Old Joe Grady in the Carnival

 

One day Old Joe Grady found himself working as a ticket seller for a carnival. Most of the time he sat in a narrow box the size of a telephone booth. All around him, people were laughing, talking, carrying fluffy prizes. They bounced on rubber tubes filled with air. They crowded into revolving capsules shooting back and forth between outer space and certain collision with the ground. They pranced in front of mirrors that turned them into hour glasses, bowling balls, and creatures with long legs and no necks.

Old Joe had to watch all this over piles of coins as he counted change. At the end of the week, the carnies would tear everything down and sneak off like a band of thieves.

Wherever they set up, he would hear an entreating voice just above the drone of the crowd: I'll guess your age or I'll guess your weight. Your age within two years, your weight within three pounds. Step on up and fool the old guesser.

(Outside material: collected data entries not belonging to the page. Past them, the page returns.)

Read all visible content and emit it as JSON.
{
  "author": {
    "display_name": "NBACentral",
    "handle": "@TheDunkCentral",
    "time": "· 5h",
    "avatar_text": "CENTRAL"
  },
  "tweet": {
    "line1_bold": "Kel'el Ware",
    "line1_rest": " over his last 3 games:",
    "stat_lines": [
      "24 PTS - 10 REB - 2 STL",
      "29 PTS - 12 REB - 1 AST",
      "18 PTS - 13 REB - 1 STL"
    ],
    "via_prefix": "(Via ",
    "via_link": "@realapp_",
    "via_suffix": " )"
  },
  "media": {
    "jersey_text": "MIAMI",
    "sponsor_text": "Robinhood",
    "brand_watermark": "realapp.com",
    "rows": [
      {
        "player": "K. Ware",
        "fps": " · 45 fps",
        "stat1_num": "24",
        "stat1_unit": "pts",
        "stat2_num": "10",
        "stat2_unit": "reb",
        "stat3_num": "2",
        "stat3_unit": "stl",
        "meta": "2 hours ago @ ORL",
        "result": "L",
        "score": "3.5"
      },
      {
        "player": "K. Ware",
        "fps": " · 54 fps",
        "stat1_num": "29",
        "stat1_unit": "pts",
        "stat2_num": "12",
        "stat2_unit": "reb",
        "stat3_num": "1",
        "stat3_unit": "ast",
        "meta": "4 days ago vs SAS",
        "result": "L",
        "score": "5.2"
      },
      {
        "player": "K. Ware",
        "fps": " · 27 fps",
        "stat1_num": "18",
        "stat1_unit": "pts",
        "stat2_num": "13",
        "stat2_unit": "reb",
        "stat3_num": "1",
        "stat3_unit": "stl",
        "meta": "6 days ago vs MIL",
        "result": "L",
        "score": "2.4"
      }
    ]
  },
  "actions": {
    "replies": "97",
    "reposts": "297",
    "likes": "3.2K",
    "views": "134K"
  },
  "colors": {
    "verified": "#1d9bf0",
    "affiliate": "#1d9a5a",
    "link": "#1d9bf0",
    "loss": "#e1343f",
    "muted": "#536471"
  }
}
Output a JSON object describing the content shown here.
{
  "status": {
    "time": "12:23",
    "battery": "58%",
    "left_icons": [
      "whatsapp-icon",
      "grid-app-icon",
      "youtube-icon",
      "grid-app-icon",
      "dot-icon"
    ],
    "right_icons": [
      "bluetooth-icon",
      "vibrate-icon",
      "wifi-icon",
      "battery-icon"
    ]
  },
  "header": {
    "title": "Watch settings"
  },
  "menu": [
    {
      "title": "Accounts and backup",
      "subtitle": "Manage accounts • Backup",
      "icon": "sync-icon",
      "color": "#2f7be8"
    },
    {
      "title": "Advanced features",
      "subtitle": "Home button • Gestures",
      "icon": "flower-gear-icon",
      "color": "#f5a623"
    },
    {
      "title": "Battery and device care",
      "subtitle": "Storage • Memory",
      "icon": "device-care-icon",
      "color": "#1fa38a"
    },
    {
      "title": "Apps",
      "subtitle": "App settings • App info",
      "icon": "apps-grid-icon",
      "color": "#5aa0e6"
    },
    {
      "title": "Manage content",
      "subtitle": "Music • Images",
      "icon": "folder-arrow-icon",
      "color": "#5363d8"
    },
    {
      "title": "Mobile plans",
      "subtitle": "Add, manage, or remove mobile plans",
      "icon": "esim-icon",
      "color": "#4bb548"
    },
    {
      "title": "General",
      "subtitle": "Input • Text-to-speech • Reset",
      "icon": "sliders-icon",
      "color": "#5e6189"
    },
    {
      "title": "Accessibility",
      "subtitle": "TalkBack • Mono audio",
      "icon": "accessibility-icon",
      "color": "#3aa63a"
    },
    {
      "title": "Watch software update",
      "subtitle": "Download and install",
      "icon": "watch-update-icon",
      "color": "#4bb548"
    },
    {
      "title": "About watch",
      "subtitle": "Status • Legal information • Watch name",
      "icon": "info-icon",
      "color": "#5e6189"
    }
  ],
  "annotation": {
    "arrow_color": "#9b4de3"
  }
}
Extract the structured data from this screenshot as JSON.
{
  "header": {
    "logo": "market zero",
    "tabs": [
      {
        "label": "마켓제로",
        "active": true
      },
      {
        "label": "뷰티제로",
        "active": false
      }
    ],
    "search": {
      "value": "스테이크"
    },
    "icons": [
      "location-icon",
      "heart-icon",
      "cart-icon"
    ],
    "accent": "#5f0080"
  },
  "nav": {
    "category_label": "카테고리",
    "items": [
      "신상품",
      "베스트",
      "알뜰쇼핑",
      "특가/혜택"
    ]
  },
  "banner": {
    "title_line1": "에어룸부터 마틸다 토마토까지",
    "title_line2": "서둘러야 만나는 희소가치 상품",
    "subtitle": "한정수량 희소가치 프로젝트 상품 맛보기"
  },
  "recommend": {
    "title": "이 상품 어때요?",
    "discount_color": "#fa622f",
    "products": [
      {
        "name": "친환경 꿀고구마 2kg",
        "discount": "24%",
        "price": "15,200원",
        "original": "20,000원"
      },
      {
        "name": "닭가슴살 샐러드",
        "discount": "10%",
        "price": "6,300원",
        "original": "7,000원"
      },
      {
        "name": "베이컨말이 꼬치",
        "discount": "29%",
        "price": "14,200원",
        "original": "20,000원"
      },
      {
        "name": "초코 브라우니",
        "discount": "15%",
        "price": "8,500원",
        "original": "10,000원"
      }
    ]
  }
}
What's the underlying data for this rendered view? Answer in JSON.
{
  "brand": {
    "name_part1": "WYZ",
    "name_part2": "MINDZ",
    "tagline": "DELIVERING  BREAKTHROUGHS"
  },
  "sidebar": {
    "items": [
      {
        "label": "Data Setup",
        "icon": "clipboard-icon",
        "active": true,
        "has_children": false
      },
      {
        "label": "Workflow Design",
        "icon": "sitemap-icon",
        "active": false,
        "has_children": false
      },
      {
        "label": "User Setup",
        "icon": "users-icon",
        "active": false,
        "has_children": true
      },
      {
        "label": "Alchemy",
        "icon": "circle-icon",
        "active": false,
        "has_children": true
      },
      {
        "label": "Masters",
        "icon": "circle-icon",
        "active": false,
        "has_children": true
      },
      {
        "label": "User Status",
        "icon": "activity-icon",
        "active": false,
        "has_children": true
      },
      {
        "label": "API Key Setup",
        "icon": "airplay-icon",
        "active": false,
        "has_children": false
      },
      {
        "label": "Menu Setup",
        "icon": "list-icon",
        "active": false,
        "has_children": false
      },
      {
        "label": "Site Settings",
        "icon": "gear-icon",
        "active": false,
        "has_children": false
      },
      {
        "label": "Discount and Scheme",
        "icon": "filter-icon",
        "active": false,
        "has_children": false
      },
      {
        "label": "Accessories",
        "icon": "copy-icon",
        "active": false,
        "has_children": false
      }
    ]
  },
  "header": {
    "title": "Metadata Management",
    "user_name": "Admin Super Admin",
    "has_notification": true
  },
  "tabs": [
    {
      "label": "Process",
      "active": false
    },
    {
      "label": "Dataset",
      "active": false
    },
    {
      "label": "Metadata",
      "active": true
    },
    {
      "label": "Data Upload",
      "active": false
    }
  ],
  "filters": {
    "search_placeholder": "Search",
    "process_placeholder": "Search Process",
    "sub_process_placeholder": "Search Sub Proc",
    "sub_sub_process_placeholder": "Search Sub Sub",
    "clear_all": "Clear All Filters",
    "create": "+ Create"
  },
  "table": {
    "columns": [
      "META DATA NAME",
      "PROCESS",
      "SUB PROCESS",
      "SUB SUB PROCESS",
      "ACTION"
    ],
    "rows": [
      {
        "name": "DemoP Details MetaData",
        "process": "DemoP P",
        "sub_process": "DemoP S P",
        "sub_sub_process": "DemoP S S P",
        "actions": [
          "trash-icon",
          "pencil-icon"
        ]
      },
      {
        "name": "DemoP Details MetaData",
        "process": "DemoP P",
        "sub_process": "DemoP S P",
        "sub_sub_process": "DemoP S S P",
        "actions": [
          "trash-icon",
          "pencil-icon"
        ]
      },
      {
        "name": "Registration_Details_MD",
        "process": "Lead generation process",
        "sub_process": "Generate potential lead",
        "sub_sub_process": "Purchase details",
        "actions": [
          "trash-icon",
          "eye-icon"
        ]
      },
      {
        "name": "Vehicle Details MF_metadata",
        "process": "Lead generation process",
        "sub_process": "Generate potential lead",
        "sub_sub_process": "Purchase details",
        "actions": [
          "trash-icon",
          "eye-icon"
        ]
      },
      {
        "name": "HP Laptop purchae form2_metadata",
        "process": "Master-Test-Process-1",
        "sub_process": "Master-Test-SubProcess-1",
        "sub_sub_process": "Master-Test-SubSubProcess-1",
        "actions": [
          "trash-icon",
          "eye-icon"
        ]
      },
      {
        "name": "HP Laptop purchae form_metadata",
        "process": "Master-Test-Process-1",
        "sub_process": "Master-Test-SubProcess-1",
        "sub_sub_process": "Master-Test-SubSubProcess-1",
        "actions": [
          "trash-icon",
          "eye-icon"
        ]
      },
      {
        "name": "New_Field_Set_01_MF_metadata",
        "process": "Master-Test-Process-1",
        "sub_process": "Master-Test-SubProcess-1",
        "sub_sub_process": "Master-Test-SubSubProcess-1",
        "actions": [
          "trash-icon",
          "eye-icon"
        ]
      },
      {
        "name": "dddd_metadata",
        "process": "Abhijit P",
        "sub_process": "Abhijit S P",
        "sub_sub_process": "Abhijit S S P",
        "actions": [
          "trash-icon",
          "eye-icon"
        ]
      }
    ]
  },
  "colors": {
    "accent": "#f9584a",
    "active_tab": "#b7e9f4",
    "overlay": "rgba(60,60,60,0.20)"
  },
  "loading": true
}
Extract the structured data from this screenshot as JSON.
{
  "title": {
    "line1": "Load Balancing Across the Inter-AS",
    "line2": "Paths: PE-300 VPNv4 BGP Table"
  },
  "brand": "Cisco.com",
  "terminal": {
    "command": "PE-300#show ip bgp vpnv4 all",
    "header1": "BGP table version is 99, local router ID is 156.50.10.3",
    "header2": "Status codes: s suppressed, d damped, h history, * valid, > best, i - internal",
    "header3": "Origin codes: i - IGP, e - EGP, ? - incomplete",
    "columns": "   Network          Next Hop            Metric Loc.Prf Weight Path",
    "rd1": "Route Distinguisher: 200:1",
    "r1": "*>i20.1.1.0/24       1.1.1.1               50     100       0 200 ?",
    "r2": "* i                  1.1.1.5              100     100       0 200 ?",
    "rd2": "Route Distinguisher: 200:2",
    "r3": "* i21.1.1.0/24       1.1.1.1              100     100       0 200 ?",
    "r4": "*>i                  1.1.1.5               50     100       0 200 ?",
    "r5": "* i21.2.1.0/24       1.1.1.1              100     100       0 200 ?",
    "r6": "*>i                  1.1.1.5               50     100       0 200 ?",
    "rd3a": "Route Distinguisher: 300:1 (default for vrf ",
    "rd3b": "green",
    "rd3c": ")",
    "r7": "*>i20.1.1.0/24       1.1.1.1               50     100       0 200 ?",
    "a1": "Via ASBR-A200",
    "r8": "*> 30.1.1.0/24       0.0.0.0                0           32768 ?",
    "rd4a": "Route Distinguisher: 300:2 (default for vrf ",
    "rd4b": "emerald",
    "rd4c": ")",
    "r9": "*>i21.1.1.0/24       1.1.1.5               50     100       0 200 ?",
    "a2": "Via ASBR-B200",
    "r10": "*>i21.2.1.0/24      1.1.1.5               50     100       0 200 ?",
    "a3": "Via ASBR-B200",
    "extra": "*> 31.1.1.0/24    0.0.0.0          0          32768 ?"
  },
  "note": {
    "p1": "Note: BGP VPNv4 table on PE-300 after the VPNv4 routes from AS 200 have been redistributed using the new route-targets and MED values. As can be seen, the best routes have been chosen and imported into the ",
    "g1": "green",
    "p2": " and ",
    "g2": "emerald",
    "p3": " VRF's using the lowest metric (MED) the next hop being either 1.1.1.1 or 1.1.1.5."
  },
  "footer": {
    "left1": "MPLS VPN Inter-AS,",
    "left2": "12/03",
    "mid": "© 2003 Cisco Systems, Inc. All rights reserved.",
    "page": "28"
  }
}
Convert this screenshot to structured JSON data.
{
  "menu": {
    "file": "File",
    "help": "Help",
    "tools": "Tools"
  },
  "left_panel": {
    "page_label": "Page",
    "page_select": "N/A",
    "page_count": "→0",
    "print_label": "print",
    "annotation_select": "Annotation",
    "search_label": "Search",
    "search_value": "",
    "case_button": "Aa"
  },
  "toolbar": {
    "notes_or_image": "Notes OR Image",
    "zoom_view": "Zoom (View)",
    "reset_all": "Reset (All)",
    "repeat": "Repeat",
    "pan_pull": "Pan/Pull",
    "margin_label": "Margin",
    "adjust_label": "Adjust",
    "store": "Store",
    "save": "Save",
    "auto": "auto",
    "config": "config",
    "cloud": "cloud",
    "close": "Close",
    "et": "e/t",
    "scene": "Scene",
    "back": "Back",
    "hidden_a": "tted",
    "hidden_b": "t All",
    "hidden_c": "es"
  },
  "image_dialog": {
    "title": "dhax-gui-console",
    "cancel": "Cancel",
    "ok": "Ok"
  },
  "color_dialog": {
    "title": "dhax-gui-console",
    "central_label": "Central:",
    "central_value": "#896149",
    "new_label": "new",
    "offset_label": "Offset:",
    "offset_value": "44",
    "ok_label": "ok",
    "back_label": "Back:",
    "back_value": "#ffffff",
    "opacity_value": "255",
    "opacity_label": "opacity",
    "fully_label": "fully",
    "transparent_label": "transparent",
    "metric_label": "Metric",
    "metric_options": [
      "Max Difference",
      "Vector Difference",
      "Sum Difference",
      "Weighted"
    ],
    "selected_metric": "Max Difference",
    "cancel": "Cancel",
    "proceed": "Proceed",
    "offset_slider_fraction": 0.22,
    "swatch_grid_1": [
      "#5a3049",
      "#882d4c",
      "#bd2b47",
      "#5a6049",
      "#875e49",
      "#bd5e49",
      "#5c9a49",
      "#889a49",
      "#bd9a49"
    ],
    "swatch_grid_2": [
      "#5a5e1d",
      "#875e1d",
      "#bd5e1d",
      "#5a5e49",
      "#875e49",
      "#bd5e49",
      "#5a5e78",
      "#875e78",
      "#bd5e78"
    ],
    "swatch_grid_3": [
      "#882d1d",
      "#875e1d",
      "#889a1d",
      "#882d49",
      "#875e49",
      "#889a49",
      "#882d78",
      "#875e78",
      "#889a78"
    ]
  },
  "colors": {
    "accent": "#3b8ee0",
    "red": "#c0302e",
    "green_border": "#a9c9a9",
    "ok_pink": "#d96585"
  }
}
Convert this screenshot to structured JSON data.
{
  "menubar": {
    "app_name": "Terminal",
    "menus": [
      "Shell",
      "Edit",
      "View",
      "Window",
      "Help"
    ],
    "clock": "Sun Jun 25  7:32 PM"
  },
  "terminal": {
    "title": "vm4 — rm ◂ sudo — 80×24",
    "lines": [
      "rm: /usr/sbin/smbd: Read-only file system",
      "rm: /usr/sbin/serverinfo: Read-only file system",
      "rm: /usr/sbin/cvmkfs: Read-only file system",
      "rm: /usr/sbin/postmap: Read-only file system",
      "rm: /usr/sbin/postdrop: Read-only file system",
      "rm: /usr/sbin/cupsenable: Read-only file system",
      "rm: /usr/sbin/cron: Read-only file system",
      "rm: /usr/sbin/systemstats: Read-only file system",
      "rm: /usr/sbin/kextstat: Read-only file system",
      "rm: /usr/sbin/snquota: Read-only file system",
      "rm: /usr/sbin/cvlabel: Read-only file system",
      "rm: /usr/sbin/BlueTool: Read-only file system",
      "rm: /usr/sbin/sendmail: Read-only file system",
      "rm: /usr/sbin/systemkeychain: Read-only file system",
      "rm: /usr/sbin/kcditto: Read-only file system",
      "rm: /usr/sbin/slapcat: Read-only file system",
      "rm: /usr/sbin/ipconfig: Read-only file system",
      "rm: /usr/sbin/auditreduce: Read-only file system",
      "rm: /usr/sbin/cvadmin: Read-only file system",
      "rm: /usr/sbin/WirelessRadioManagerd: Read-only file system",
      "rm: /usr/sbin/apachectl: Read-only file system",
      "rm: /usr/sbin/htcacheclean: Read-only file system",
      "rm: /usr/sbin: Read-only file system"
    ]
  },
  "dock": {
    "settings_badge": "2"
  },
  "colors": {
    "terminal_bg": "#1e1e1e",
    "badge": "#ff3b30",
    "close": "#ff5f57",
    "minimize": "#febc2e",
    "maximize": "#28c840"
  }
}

When there was a lull at his ticket booth, Old Joe would watch the old guesser enticing onlookers to test his skill, which turned out to be not very good. Joe calculated that for every age or weight he guessed within the stated parameters, the old guesser would miss two or three at the cost each time of an impressive looking prize. After work one evening, Joe asked how he stayed in business. The old guesser cocked his head.

Sonny, he said finally, "how much do I charge them yokels to see how fat or old they look?

Twenty-five cents, Joe said.

And when I lose, I give 'em a big plaster of parish stature of Jesus or some half nekkid gal. How much you reckon I pay for them statures?

I don't know, Joe said. A dollar a piece?

A nickel, the old guesser said, grinning widely. The yokels go away happy and I go away happy.

I'll be durned, Old Joe said.

The next few days, Joe listened to the Old Guesser with a new sense of appreciation. As he did so, he looked with a keener eye at other temptations around him, including a strange looking ride near the ticket booth. The Tilt-a-Whirl was a series of half-shell compartments, each spinning on a small round track, with the entire platform circulating in a wave-like motion that accentuated the spins and caused them to unexpectedly reverse themselves. It cost $2.00 to ride maybe two minutes, tops. When the contraption came to a stop, the riders would push up the restraining bar and stagger around for a few seconds before they could find their way out. The Tilt-a-Whirl operator had one good eye and an empty socket. On a grease smeared T-shirt was pinned the picture of a buxom woman he claimed was his girlfriend. He liked to step onto the moving platform with a cup of coffee in his hand, make a complete revolution back to his station, and hop off without spilling a drop.

They were all goofy mirrors, Old Joe realized. The rides, the freaks, the concessions, each carnie's show persona--all mirrors creating new fears, new possibilities. The carnival gave people glimpses of themselves spun out of dullness, like cotton candy. Getting gypped was penance for taking part in such craziness. In all this, the ticket seller seemed strangely alone. He wasn't one of the carnies, and he wasn't part of the crowd. He worked in a box and counted money. Nobody came up to him to share a story or a joke. In fact, nobody noticed him until they needed a ticket for something else. But if it wasn't for the ticket seller, Old Joe knew, the whole show would collapse, disappear as in a magic trick.